About a week and a half before Thanksgiving, I received, unexpectedly, a quilt from my sister. It is absolutely beautiful, a mixture of windmills and pinwheels, with deconstructed appliquéd pinwheels in the border, French knots and big-stitch quilting.
It galvanized me to finish this long-overdue baby quilt for a great-nephew. Because Wesley is now 22 months old, I had taken to calling it a toddler quilt. A week and a half before Thanksgiving, I had all the quilt blocks made but no plan. No matter. I just started stitching – 1/2″ strips to fill out a too-small square, sashing and more sashing to marry up the dimensions of my inadvertant mix of 5″ and 4.5″ squares, a couple of borders, another border to make it a little large … and so on. And, voila! a quilt top.
Then what to do? I had all these bits of blocks that went unused on the front; I stitched those together into a couple of strips which helped fill out the width of the quilt back.
Then what next? I made a test sandwich of top-batting-bottom, looked at a tutorial or two, put on a quilting presser foot and learned how to machine-quilt for about 15 minutes. With the tiny bit of knowledge, I machine-quilted the pin-basted quilt. It went pretty well, with minimal ripping and re-stitching.
After trimming, I machine-sewed one side of the bias binding to the quilt, gathered a few airplane-approved sewing tools (needle, thread, small thread snips), and put it in my carry-on backpack for the trip to Florida.
On the planes, at my sister-in-law’s house, in the car … I hand-stitched the other side of the bias binding. After we pulled up into the driveway of my brother-in-law’s house for Thanksgiving dinner, I took the final two (!) stitches to finish the quilt.

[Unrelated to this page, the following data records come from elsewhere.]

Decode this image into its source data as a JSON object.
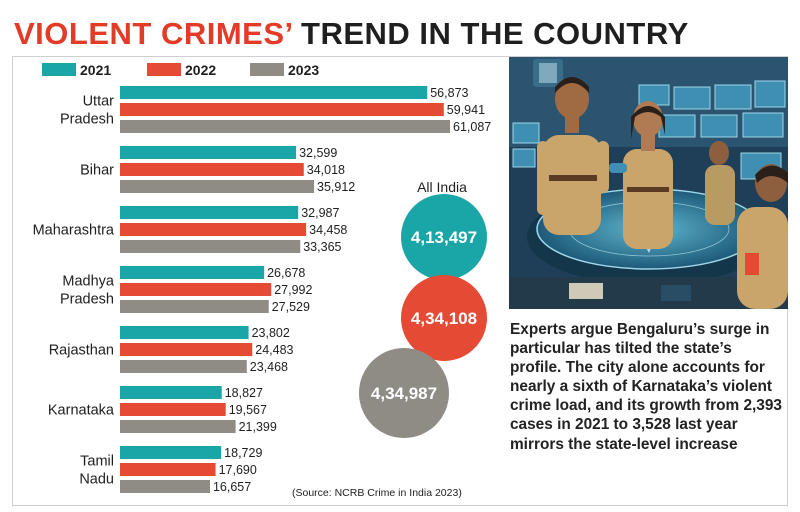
{
  "header": {
    "title_red": "VIOLENT CRIMES’",
    "title_rest": "TREND IN THE COUNTRY"
  },
  "colors": {
    "2021": "#1aa6a6",
    "2022": "#e54a35",
    "2023": "#8f8c85"
  },
  "chart_data": {
    "type": "bar",
    "orientation": "horizontal",
    "categories": [
      [
        "Uttar",
        "Pradesh"
      ],
      [
        "Bihar"
      ],
      [
        "Maharashtra"
      ],
      [
        "Madhya",
        "Pradesh"
      ],
      [
        "Rajasthan"
      ],
      [
        "Karnataka"
      ],
      [
        "Tamil",
        "Nadu"
      ]
    ],
    "series": [
      {
        "name": "2021",
        "values": [
          56873,
          32599,
          32987,
          26678,
          23802,
          18827,
          18729
        ],
        "labels": [
          "56,873",
          "32,599",
          "32,987",
          "26,678",
          "23,802",
          "18,827",
          "18,729"
        ]
      },
      {
        "name": "2022",
        "values": [
          59941,
          34018,
          34458,
          27992,
          24483,
          19567,
          17690
        ],
        "labels": [
          "59,941",
          "34,018",
          "34,458",
          "27,992",
          "24,483",
          "19,567",
          "17,690"
        ]
      },
      {
        "name": "2023",
        "values": [
          61087,
          35912,
          33365,
          27529,
          23468,
          21399,
          16657
        ],
        "labels": [
          "61,087",
          "35,912",
          "33,365",
          "27,529",
          "23,468",
          "21,399",
          "16,657"
        ]
      }
    ],
    "all_india": {
      "label": "All India",
      "values": [
        {
          "year": "2021",
          "value": 413497,
          "label": "4,13,497"
        },
        {
          "year": "2022",
          "value": 434108,
          "label": "4,34,108"
        },
        {
          "year": "2023",
          "value": 434987,
          "label": "4,34,987"
        }
      ]
    },
    "source": "(Source: NCRB Crime in India 2023)"
  },
  "caption": "Experts argue Bengaluru’s surge in particular has tilted the state’s profile. The city alone accounts for nearly a sixth of Karnataka’s violent crime load, and its growth from 2,393 cases in 2021 to 3,528 last year mirrors the state-level increase"
}
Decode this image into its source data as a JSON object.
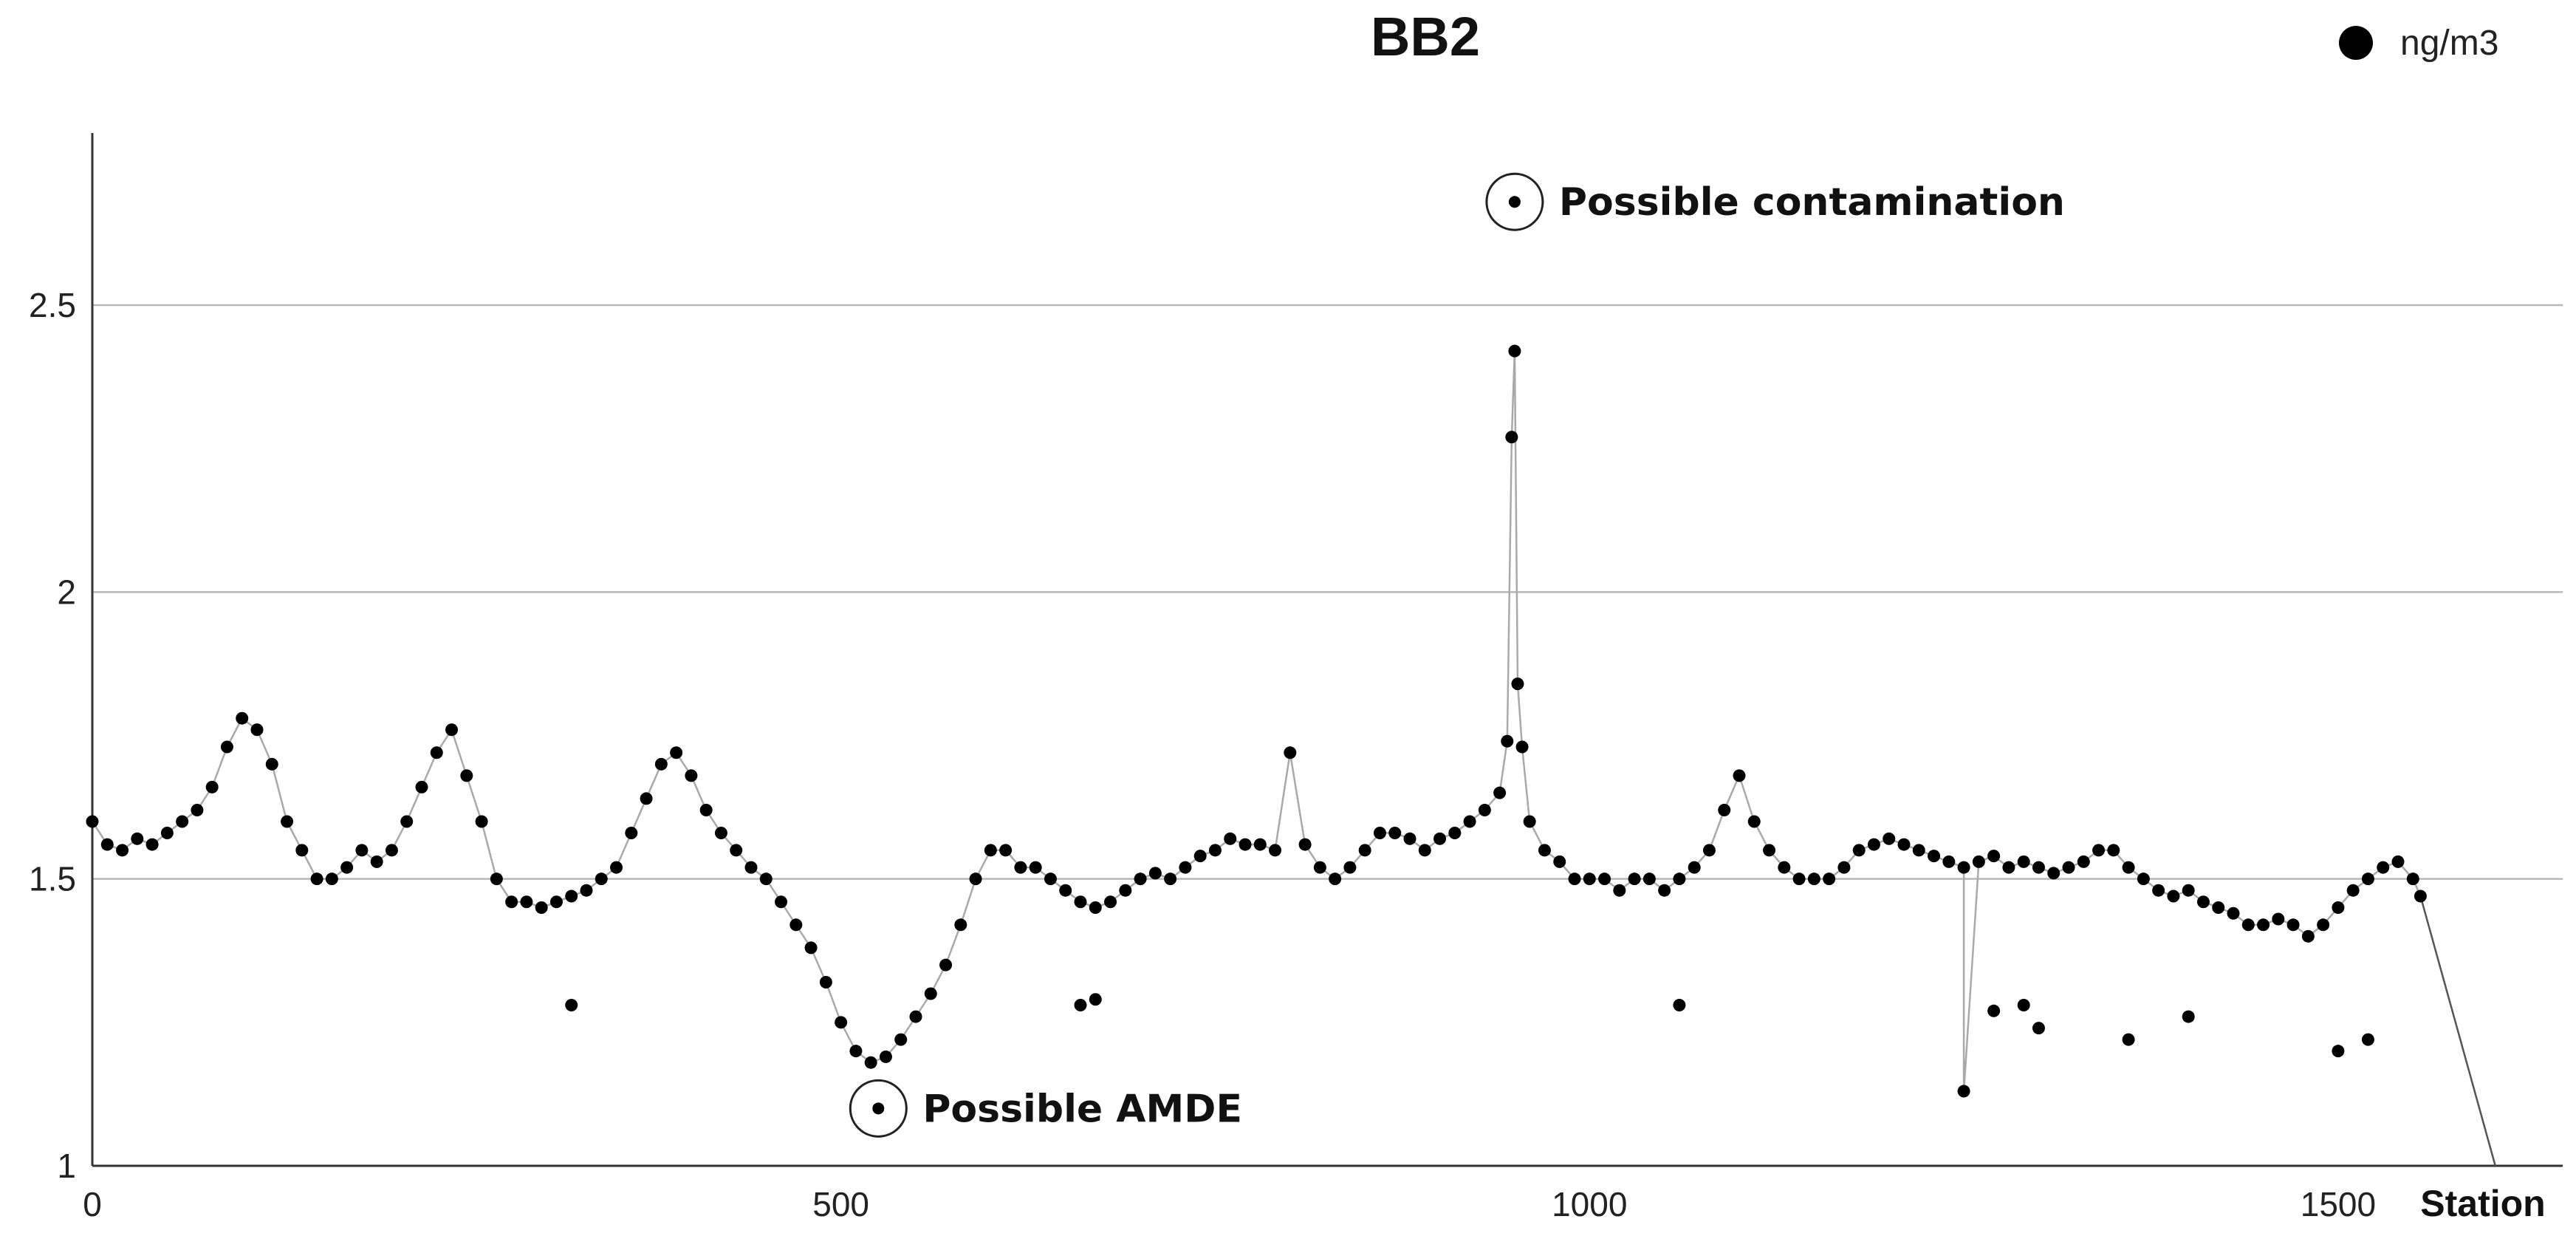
{
  "chart_data": {
    "type": "scatter",
    "title": "BB2",
    "xlabel": "Station",
    "ylabel": "",
    "xlim": [
      0,
      1650
    ],
    "ylim": [
      1,
      2.8
    ],
    "x_ticks": [
      0,
      500,
      1000,
      1500
    ],
    "x_tick_labels": [
      "0",
      "500",
      "1000",
      "1500"
    ],
    "y_ticks": [
      1,
      1.5,
      2,
      2.5
    ],
    "y_tick_labels": [
      "1",
      "1.5",
      "2",
      "2.5"
    ],
    "grid": true,
    "legend_position": "top-right",
    "series": [
      {
        "name": "ng/m3",
        "color": "#000000",
        "line_color": "#a9a9a9",
        "points": [
          [
            0,
            1.6
          ],
          [
            10,
            1.56
          ],
          [
            20,
            1.55
          ],
          [
            30,
            1.57
          ],
          [
            40,
            1.56
          ],
          [
            50,
            1.58
          ],
          [
            60,
            1.6
          ],
          [
            70,
            1.62
          ],
          [
            80,
            1.66
          ],
          [
            90,
            1.73
          ],
          [
            100,
            1.78
          ],
          [
            110,
            1.76
          ],
          [
            120,
            1.7
          ],
          [
            130,
            1.6
          ],
          [
            140,
            1.55
          ],
          [
            150,
            1.5
          ],
          [
            160,
            1.5
          ],
          [
            170,
            1.52
          ],
          [
            180,
            1.55
          ],
          [
            190,
            1.53
          ],
          [
            200,
            1.55
          ],
          [
            210,
            1.6
          ],
          [
            220,
            1.66
          ],
          [
            230,
            1.72
          ],
          [
            240,
            1.76
          ],
          [
            250,
            1.68
          ],
          [
            260,
            1.6
          ],
          [
            270,
            1.5
          ],
          [
            280,
            1.46
          ],
          [
            290,
            1.46
          ],
          [
            300,
            1.45
          ],
          [
            310,
            1.46
          ],
          [
            320,
            1.47
          ],
          [
            330,
            1.48
          ],
          [
            340,
            1.5
          ],
          [
            350,
            1.52
          ],
          [
            360,
            1.58
          ],
          [
            370,
            1.64
          ],
          [
            380,
            1.7
          ],
          [
            390,
            1.72
          ],
          [
            400,
            1.68
          ],
          [
            410,
            1.62
          ],
          [
            420,
            1.58
          ],
          [
            430,
            1.55
          ],
          [
            440,
            1.52
          ],
          [
            450,
            1.5
          ],
          [
            460,
            1.46
          ],
          [
            470,
            1.42
          ],
          [
            480,
            1.38
          ],
          [
            490,
            1.32
          ],
          [
            500,
            1.25
          ],
          [
            510,
            1.2
          ],
          [
            520,
            1.18
          ],
          [
            530,
            1.19
          ],
          [
            540,
            1.22
          ],
          [
            550,
            1.26
          ],
          [
            560,
            1.3
          ],
          [
            570,
            1.35
          ],
          [
            580,
            1.42
          ],
          [
            590,
            1.5
          ],
          [
            600,
            1.55
          ],
          [
            610,
            1.55
          ],
          [
            620,
            1.52
          ],
          [
            630,
            1.52
          ],
          [
            640,
            1.5
          ],
          [
            650,
            1.48
          ],
          [
            660,
            1.46
          ],
          [
            670,
            1.45
          ],
          [
            680,
            1.46
          ],
          [
            690,
            1.48
          ],
          [
            700,
            1.5
          ],
          [
            710,
            1.51
          ],
          [
            720,
            1.5
          ],
          [
            730,
            1.52
          ],
          [
            740,
            1.54
          ],
          [
            750,
            1.55
          ],
          [
            760,
            1.57
          ],
          [
            770,
            1.56
          ],
          [
            780,
            1.56
          ],
          [
            790,
            1.55
          ],
          [
            800,
            1.72
          ],
          [
            810,
            1.56
          ],
          [
            820,
            1.52
          ],
          [
            830,
            1.5
          ],
          [
            840,
            1.52
          ],
          [
            850,
            1.55
          ],
          [
            860,
            1.58
          ],
          [
            870,
            1.58
          ],
          [
            880,
            1.57
          ],
          [
            890,
            1.55
          ],
          [
            900,
            1.57
          ],
          [
            910,
            1.58
          ],
          [
            920,
            1.6
          ],
          [
            930,
            1.62
          ],
          [
            940,
            1.65
          ],
          [
            945,
            1.74
          ],
          [
            948,
            2.27
          ],
          [
            950,
            2.42
          ],
          [
            952,
            1.84
          ],
          [
            955,
            1.73
          ],
          [
            960,
            1.6
          ],
          [
            970,
            1.55
          ],
          [
            980,
            1.53
          ],
          [
            990,
            1.5
          ],
          [
            1000,
            1.5
          ],
          [
            1010,
            1.5
          ],
          [
            1020,
            1.48
          ],
          [
            1030,
            1.5
          ],
          [
            1040,
            1.5
          ],
          [
            1050,
            1.48
          ],
          [
            1060,
            1.5
          ],
          [
            1070,
            1.52
          ],
          [
            1080,
            1.55
          ],
          [
            1090,
            1.62
          ],
          [
            1100,
            1.68
          ],
          [
            1110,
            1.6
          ],
          [
            1120,
            1.55
          ],
          [
            1130,
            1.52
          ],
          [
            1140,
            1.5
          ],
          [
            1150,
            1.5
          ],
          [
            1160,
            1.5
          ],
          [
            1170,
            1.52
          ],
          [
            1180,
            1.55
          ],
          [
            1190,
            1.56
          ],
          [
            1200,
            1.57
          ],
          [
            1210,
            1.56
          ],
          [
            1220,
            1.55
          ],
          [
            1230,
            1.54
          ],
          [
            1240,
            1.53
          ],
          [
            1250,
            1.52
          ],
          [
            1260,
            1.53
          ],
          [
            1270,
            1.54
          ],
          [
            1280,
            1.52
          ],
          [
            1290,
            1.53
          ],
          [
            1300,
            1.52
          ],
          [
            1310,
            1.51
          ],
          [
            1320,
            1.52
          ],
          [
            1330,
            1.53
          ],
          [
            1340,
            1.55
          ],
          [
            1350,
            1.55
          ],
          [
            1360,
            1.52
          ],
          [
            1370,
            1.5
          ],
          [
            1380,
            1.48
          ],
          [
            1390,
            1.47
          ],
          [
            1400,
            1.48
          ],
          [
            1410,
            1.46
          ],
          [
            1420,
            1.45
          ],
          [
            1430,
            1.44
          ],
          [
            1440,
            1.42
          ],
          [
            1450,
            1.42
          ],
          [
            1460,
            1.43
          ],
          [
            1470,
            1.42
          ],
          [
            1480,
            1.4
          ],
          [
            1490,
            1.42
          ],
          [
            1500,
            1.45
          ],
          [
            1510,
            1.48
          ],
          [
            1520,
            1.5
          ],
          [
            1530,
            1.52
          ],
          [
            1540,
            1.53
          ],
          [
            1550,
            1.5
          ],
          [
            1555,
            1.47
          ],
          [
            1250,
            1.13
          ],
          [
            1270,
            1.27
          ],
          [
            1290,
            1.28
          ],
          [
            1300,
            1.24
          ],
          [
            1360,
            1.22
          ],
          [
            1400,
            1.26
          ],
          [
            1500,
            1.2
          ],
          [
            1520,
            1.22
          ],
          [
            1060,
            1.28
          ],
          [
            320,
            1.28
          ],
          [
            660,
            1.28
          ],
          [
            670,
            1.29
          ]
        ],
        "trailing_line": [
          [
            1555,
            1.47
          ],
          [
            1605,
            1.0
          ]
        ]
      }
    ],
    "annotations": [
      {
        "text": "Possible contamination",
        "x": 950,
        "y": 2.68
      },
      {
        "text": "Possible AMDE",
        "x": 525,
        "y": 1.1
      }
    ]
  }
}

These photos were rather hurriedly taken on the floor of a bedroom. Not ideal, but at least I have a record.
It was a different way of working for me. Not the work-right-up-to-the-deadline method; that, unfortunately, is common. I mean the idea of taking what I have and organically building up and out, rather than planning it out all in advance, making a model, do a trial run, and then, at long last, making the final thing. I like it.